Recopiló, adicionalmente, testimonios que evidencian el reclutamiento forzado de niñas, niños y adolescentes para actividades relacionadas con la minería ilegal, el transporte de insumos bélicos y otras formas de vinculación a grupos armados ilegales. Esta situación, además del bloqueo de rutas fluviales y caminos selváticos, mantiene en condiciones de confinamiento a numerosas comunidades.
A esto se suma una profunda crisis en el acceso a servicios básicos. El municipio de Mosquera fue identificado como un caso emblemático debido a la ausencia de agua potable.
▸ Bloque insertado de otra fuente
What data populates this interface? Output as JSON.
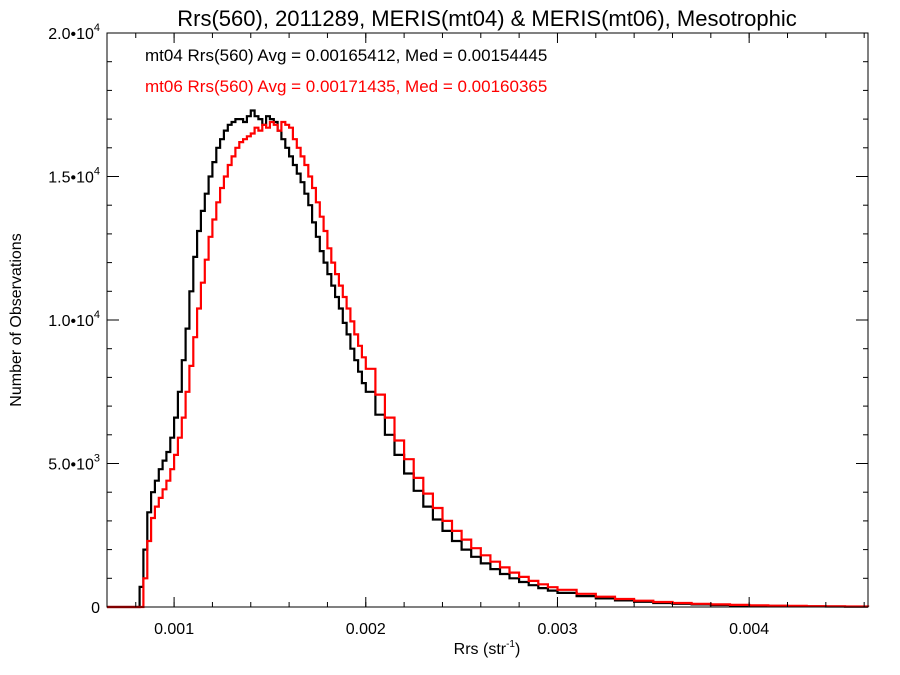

Sus habitantes dependen exclusivamente del agua lluvia para el consumo y las labores de saneamiento, una situación que se replica en distintos niveles en otros territorios de la zona fronteriza.
Dado el panorama descrito, la Defensoría del Pueblo hace un llamado al fortalecimiento de la articulación institucional e internacional para atender las problemáticas identificadas, valorando el trabajo conjunto hecho con la Oficina de las Naciones Unidas para la Coordinación de Asuntos Humanitarios (Ocha), Agencia de la ONU para los Refugiados (Acnur), Alto Comisionado de las Naciones Unidas para los Derechos Humanos (ONU DDHH en Colombia) y Save the Children.
Igualmente, insta a las autoridades competentes a implementar medidas inmediatas que garanticen la protección de la vida, aseguren la atención humanitaria y consoliden una presencia efectiva y permanente del Estado en estos territorios de alta vulnerabilidad.